Conventional photoresist strippers contain solvents and alkaline bases. Examples of solvent/alkaline mixture types of photoresist strippers that are known for use in stripping applications include dimethylacetamide or dimethylformamide and alkanolamines as described in U.S. Pat. Nos. 4,770,713 and 4,403,029; 2-pyrrolidone, dialkylsulfone and alkanolamines as described in U.S. Pat. Nos. 4,428,871, 4,401,747, and 4,395,479; and 2-pyrrolidone and tetramethylammonium hydroxide as described in U.S. Pat. No. 4,744,834. U.S. Pat. No. 5,962,197 describes a stripper for removing photoresist or solder masks using a mixtures of solvents, surfactants and 0.1 to 5% potassium hydroxide with water contents less than 1%. Potassium hydroxide, for example, causes undesirable oxidation effects on copper substrates, while less than 1% water causes stripped material to be less soluble or insoluble in the stripper. U.S. Pat. No. 5,091,103 describes photoresist stripper compositions comprising N-alkyl-2-pyrrolidone, 1,2-propanediol and tetraalkyammonium hydroxide. U.S. Pat. No. 5,846,695 discloses aqueous solutions of quaternary ammonium hydroxides, including choline, in combination with nucleophilic amines and sugar and/or sugar alcohols, for removal of photoresist and photoresist residues in integrated circuit fabrication. However, this patent requires sugar and/or sugar alcohols to prevent corrosion while the present invention is sugar and/or sugar alcohol free while still providing low rates of corrosion. Unfortunately, these photoresist strippers, as well as other aqueous strippers, are do not completely remove hard baked photoresist and attack the underlying substrate metallurgy, specifically where copper is used as the wiring material.

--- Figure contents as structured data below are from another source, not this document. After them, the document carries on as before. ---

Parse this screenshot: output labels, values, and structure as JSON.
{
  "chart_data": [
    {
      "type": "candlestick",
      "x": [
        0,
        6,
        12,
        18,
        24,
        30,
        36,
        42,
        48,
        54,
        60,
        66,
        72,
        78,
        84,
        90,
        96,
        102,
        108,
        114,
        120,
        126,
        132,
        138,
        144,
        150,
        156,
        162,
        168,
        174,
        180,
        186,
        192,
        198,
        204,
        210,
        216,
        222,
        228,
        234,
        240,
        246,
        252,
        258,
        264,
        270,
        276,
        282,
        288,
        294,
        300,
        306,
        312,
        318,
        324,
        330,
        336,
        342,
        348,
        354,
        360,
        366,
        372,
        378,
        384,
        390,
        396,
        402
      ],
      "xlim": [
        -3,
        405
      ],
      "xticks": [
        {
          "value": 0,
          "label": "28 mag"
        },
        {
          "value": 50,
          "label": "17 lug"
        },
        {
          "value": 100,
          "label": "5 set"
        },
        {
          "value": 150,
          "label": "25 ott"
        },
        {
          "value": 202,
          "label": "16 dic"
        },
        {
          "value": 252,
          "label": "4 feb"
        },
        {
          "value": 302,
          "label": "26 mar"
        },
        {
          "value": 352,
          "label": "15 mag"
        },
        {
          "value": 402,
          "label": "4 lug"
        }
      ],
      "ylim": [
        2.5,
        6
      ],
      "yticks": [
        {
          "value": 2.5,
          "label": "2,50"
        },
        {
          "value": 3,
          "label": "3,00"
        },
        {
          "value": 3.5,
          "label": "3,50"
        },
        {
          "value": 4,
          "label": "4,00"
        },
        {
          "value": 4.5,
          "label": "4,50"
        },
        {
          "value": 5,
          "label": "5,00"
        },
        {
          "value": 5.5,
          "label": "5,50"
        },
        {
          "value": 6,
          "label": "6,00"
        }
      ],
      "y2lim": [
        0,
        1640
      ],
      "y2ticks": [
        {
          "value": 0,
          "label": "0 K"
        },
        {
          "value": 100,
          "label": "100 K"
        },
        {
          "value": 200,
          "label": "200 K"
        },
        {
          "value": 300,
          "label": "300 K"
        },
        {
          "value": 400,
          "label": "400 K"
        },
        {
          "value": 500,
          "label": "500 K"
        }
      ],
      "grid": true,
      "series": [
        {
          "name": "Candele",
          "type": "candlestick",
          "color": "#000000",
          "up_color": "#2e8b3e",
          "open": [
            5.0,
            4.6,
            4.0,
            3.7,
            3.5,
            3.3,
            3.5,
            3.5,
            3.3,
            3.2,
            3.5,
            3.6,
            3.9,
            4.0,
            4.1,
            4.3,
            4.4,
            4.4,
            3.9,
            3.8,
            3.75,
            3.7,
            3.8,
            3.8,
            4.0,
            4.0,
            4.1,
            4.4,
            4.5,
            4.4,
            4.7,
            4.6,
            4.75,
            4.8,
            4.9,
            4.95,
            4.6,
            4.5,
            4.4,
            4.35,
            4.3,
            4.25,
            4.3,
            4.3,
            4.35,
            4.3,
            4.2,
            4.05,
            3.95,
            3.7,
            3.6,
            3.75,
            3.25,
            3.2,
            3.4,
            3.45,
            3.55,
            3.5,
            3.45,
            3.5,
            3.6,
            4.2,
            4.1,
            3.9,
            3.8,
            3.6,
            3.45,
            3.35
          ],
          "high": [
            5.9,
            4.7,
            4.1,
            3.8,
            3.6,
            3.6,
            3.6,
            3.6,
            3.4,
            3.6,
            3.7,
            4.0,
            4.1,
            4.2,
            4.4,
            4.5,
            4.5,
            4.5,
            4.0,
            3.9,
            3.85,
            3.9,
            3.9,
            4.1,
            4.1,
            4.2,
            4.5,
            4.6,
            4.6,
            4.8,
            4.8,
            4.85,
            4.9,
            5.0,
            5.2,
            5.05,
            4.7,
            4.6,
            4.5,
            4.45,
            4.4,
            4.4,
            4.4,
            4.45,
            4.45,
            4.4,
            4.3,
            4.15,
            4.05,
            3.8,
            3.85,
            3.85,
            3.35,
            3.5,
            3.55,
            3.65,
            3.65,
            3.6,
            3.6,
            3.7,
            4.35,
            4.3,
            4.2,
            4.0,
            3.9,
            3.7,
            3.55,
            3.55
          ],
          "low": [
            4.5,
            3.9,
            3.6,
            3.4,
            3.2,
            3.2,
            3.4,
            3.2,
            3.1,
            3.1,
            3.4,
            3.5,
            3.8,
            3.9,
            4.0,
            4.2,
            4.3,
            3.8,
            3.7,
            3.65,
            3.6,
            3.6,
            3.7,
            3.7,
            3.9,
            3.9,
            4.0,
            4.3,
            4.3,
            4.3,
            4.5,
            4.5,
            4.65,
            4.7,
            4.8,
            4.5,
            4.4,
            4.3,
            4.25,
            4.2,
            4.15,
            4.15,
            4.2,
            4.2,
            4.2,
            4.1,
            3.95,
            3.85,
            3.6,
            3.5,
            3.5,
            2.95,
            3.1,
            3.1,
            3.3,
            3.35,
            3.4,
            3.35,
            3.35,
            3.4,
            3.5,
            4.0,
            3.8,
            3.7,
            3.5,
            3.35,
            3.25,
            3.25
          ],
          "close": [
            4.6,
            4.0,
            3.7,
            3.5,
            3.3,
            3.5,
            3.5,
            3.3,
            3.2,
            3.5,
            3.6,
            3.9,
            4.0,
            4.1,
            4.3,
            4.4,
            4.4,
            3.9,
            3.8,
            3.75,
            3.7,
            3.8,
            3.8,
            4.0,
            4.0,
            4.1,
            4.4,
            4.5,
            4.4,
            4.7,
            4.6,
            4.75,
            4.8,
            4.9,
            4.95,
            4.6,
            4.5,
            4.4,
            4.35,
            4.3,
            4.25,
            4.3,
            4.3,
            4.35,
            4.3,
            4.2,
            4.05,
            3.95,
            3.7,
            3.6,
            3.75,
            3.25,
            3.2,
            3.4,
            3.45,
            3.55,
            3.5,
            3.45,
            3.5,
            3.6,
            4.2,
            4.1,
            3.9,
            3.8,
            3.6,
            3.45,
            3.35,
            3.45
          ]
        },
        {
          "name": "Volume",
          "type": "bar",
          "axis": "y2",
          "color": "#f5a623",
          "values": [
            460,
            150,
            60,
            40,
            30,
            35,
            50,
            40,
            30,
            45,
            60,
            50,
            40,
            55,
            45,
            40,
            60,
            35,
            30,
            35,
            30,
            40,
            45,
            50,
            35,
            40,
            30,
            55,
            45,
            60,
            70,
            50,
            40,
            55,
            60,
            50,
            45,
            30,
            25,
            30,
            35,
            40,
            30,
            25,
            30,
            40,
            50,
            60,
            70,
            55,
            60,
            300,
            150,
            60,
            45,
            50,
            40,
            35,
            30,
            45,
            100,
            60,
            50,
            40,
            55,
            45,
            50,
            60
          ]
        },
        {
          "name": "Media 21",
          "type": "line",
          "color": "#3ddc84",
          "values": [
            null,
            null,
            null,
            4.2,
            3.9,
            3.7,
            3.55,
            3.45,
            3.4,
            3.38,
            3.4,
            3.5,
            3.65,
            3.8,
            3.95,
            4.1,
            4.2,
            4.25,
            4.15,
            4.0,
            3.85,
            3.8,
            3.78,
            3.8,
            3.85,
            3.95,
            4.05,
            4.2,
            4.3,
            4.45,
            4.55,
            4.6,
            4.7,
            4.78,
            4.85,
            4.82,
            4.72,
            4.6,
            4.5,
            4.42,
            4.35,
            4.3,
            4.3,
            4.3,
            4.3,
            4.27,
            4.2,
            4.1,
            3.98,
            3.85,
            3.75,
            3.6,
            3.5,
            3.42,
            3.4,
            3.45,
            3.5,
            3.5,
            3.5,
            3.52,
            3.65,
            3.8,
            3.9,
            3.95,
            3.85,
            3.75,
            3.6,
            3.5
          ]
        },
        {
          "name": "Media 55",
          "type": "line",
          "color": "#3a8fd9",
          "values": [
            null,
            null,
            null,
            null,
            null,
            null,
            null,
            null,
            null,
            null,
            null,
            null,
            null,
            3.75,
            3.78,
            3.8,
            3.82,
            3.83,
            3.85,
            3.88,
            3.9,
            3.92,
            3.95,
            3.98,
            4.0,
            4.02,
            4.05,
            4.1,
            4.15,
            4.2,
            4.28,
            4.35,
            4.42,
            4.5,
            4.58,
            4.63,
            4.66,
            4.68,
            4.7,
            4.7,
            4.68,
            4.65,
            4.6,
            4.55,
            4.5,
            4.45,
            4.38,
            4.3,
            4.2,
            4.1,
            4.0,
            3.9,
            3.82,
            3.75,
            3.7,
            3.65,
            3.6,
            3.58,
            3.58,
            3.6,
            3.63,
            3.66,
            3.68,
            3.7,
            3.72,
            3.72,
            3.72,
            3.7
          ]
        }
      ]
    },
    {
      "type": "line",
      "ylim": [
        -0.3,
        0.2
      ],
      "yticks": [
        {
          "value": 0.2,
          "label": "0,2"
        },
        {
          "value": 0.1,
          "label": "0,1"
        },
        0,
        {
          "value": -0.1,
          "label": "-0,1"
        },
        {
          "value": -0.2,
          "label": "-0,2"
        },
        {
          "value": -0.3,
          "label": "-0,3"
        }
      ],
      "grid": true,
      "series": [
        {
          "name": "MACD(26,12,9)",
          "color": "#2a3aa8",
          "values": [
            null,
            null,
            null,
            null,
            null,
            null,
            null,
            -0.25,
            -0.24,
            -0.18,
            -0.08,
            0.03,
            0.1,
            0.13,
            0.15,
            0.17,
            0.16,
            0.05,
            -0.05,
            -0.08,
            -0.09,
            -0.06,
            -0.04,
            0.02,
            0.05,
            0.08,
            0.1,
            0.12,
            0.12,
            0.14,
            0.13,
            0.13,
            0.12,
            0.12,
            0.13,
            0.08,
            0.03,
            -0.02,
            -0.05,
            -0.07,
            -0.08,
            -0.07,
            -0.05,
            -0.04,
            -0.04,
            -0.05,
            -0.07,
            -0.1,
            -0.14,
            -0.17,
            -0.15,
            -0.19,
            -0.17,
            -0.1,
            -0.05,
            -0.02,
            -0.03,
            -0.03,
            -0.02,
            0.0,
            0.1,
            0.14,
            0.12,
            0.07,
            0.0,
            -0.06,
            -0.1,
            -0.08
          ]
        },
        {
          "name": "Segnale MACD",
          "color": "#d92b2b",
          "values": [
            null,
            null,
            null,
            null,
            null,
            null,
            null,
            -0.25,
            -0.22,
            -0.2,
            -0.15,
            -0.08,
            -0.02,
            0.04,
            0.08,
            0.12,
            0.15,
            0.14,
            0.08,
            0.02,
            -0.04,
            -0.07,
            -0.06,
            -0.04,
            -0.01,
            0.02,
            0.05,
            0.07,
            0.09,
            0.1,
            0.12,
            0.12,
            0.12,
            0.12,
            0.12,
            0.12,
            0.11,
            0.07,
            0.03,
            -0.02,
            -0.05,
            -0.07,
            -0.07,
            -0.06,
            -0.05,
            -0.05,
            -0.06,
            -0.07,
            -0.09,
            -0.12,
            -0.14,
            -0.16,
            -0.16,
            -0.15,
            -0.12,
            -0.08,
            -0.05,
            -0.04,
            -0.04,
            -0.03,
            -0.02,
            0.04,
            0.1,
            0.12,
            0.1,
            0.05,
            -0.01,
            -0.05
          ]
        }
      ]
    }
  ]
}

As the distance between copper lines in PCBs decreases (or, equivalently, as the pitch (lines/distance) in PCBs increases), conventional strippers become ineffective and the amount of photoresist remaining on the substrate increases. Complete resist stripping is needed to control plating distribution, to reduce over plating, and to avoid shorts on costly fine-line PCBs.
A new generation of photoresist stripper compositions and processes are required to address these problems in WLP and PCB manufacturing.